Due novità per Macerata; sempre giovedì 6 giugno alle ore 20.30, lo spettacolo sarà replicato, sempre al Teatro Lauro Rossi, anche per le famiglie (durata: 70 minuti).
Inoltre anche quest’anno, per lo spettacolo del ciclo “Opera Domani”, i bambini e i ragazzi non vedenti e ipovedenti sono stati i protagonisti di uno specifico laboratorio inclusivo, durante il quale è stata prima ideata l’audiodescrizione, quindi registrata insieme dai bambini e ragazzi vedenti e non vedenti.

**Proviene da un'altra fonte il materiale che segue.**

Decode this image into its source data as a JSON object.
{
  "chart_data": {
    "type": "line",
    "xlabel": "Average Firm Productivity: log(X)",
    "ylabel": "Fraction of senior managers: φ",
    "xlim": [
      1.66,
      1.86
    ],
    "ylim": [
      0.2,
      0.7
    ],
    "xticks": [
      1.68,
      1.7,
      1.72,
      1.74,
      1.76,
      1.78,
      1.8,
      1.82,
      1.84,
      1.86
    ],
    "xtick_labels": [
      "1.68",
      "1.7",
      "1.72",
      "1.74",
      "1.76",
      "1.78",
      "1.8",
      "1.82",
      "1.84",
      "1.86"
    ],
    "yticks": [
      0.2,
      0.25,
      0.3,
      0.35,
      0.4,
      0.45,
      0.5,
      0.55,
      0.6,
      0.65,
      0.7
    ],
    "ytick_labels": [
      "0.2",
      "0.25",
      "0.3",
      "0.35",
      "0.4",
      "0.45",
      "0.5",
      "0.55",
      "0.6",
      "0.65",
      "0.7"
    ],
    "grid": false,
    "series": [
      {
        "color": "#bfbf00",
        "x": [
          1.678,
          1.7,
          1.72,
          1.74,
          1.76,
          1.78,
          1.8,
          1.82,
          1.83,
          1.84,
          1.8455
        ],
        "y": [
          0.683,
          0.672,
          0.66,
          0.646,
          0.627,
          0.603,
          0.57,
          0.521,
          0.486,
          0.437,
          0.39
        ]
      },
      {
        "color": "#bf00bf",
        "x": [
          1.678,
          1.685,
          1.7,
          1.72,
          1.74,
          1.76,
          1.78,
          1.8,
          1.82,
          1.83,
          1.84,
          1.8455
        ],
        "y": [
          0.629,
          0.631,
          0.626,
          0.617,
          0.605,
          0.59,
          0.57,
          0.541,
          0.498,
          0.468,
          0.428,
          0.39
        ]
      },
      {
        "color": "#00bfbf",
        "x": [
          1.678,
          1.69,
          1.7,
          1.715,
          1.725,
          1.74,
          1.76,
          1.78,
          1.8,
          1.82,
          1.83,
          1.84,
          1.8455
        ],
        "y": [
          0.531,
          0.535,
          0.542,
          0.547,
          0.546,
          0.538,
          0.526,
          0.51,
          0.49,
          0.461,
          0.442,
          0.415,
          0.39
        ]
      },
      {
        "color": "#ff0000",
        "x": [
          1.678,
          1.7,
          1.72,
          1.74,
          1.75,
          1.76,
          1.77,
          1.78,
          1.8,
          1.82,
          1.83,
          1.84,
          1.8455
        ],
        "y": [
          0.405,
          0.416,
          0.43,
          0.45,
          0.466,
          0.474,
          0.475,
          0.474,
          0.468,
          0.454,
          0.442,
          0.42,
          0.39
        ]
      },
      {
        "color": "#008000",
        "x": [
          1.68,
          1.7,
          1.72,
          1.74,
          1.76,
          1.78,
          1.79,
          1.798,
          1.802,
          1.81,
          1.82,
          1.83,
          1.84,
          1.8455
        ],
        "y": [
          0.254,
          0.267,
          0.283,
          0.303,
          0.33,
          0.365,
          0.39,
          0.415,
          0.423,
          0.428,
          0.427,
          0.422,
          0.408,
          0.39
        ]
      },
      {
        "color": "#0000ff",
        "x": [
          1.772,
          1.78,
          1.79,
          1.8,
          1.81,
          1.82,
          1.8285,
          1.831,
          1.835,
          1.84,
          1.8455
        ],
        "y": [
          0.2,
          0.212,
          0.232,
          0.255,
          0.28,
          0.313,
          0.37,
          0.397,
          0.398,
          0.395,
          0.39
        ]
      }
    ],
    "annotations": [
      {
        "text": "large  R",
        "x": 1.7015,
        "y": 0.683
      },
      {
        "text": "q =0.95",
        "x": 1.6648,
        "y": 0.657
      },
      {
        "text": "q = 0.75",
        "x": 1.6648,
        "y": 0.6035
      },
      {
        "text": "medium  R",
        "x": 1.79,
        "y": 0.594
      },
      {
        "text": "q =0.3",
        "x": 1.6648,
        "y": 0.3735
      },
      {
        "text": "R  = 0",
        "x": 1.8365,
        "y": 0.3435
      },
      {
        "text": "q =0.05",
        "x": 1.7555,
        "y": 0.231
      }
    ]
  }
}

La registrazione sarà disponibile per il pubblico che la richiede per lo spettacolo del 6 giugno.
 
Azzurra Steri, giovane pianista e direttore d’orchestra, è per L’elisir d’amore. Una fabbrica di idee alla testa dell’“Orchestra 1813” e di un cast di cantanti scelto da AsLiCo; la regia dello spettacolo è di Manuel Renga e le scene e i costumi sono firmati da Aurelio Colombo.
«Il nostro Elisir – afferma Manuel Renga – si svolge negli anni ‘30 del Novecento, nella fabbrica di Sciroppo per la tosse “Elisir”. Questa fabbrica è grigia e triste. Lo sciroppo prodotto, di per sé odiato dai bambini, è cattivo e molto amaro. La fabbrica è un luogo dove manca la dolcezza, dove manca la felicità perché nessuno ha il coraggio di provare a cambiare la ricetta, nessuno ha il coraggio di osare. Saranno i bambini e ragazzi di Opera Domani a osare e migliorare la ricetta, saranno i lavoratori notturni della fabbrica, che porteranno in teatro gli ingredienti segreti contro le amarezze della vita e salveranno le sorti della fabbrica».
 
Da marzo a giugno oltre tremila studenti hanno seguito “Lo Sferisterio a scuola”, programma ricco di iniziative, cominciato con i lavori in classe, in cui esperti di musica, di opera e di didattica, hanno accompagnato gli studenti e gli insegnanti alla scoperta del melodramma, attraverso un itinerario pensato appositamente per loro.
 
Fondamentale è stato il contributo di Trevalli Cooperlat che sostiene tutto il percorso con particolare attenzione all’educazione dei più piccoli.
Inoltre, grazie a Trevalli, Children Partner del Festival, è stata confermata la promozione dedicata ai bambini e ai ragazzi al di sotto dei 14 anni che, se accompagnati da un adulto con un biglietto intero per uno spettacolo d’opera del Festival, entrano con un euro.
 
Biglietti: 15 euro per gli adulti, 5 euro per i bambini e i ragazzi fino a 14 anni.